Re: Monochrome reproduction Was: Re: Color, CMYK, etc.


Judy Seigel (jseigel@panix.com)
Fri, 08 Jan 1999 13:10:12 -0500 (EST)


On Fri, 8 Jan 1999, Walt Goettman wrote:
>
> This effect is typically a duotone where a second black plate of a
> different black is used. The second plate usually has a lower
> contrast. Note Lee Friedlanders "Nudes" were tri-tone and Richard
> Benson has been using five and six colors but this is not cmyk.

OK, I'm going to stick my neck out which may draw some better information
from the woodwork. From what I understand about the kind of printing done
for a mass magazine like Time or Newsweek (granted, my understanding of
the process on a sliding scale of 1 to 100 would be about 12) is that it
would be very unlikely to do a duotone as part of its press run, which
would mean stopping the presses & changing ink... and as there are usually
about 6 or 8 pages to a plate, at least in the type of printing I'm
familiar with, that would further complicate matters.

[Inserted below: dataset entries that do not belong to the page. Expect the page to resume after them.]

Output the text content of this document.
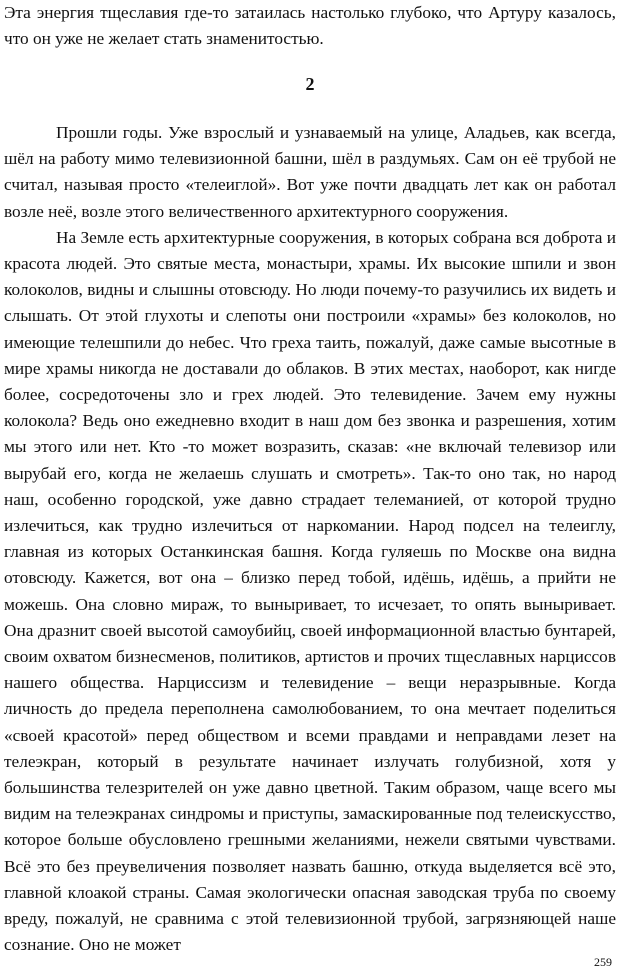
Эта энергия тщеславия где-то затаилась настолько глубоко, что Артуру казалось, что он уже не желает стать знаменитостью.

2

Прошли годы. Уже взрослый и узнаваемый на улице, Аладьев, как всегда, шёл на работу мимо телевизионной башни, шёл в раздумьях. Сам он её трубой не считал, называя просто «телеиглой». Вот уже почти двадцать лет как он работал возле неё, возле этого величественного архитектурного сооружения.

На Земле есть архитектурные сооружения, в которых собрана вся доброта и красота людей. Это святые места, монастыри, храмы. Их высокие шпили и звон колоколов, видны и слышны отовсюду. Но люди почему-то разучились их видеть и слышать. От этой глухоты и слепоты они построили «храмы» без колоколов, но имеющие телешпили до небес. Что греха таить, пожалуй, даже самые высотные в мире храмы никогда не доставали до облаков. В этих местах, наоборот, как нигде более, сосредоточены зло и грех людей. Это телевидение. Зачем ему нужны колокола? Ведь оно ежедневно входит в наш дом без звонка и разрешения, хотим мы этого или нет. Кто -то может возразить, сказав: «не включай телевизор или вырубай его, когда не желаешь слушать и смотреть». Так-то оно так, но народ наш, особенно городской, уже давно страдает телеманией, от которой трудно излечиться, как трудно излечиться от наркомании. Народ подсел на телеиглу, главная из которых Останкинская башня. Когда гуляешь по Москве она видна отовсюду. Кажется, вот она – близко перед тобой, идёшь, идёшь, а прийти не можешь. Она словно мираж, то выныривает, то исчезает, то опять выныривает. Она дразнит своей высотой самоубийц, своей информационной властью бунтарей, своим охватом бизнесменов, политиков, артистов и прочих тщеславных нарциссов нашего общества. Нарциссизм и телевидение – вещи неразрывные. Когда личность до предела переполнена самолюбованием, то она мечтает поделиться «своей красотой» перед обществом и всеми правдами и неправдами лезет на телеэкран, который в результате начинает излучать голубизной, хотя у большинства телезрителей он уже давно цветной. Таким образом, чаще всего мы видим на телеэкранах синдромы и приступы, замаскированные под телеискусство, которое больше обусловлено грешными желаниями, нежели святыми чувствами. Всё это без преувеличения позволяет назвать башню, откуда выделяется всё это, главной клоакой страны. Самая экологически опасная заводская труба по своему вреду, пожалуй, не сравнима с этой телевизионной трубой, загрязняющей наше сознание. Оно не может

259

Sometimes you see an insert which is probably printed by the advertiser
and bound with the rest of the pages, but a duotone on the press run?????
I've never noticed any I could identify as such in a mass magazine... The
Lee Friedlander & company repros you cite are in art books... where
duotone or tritone might be used for all or sometimes a part of the whole.
For instance the Drtikol catalog I have says plates x through z were
tritones, the rest duotones ... but I doubt Time magazine !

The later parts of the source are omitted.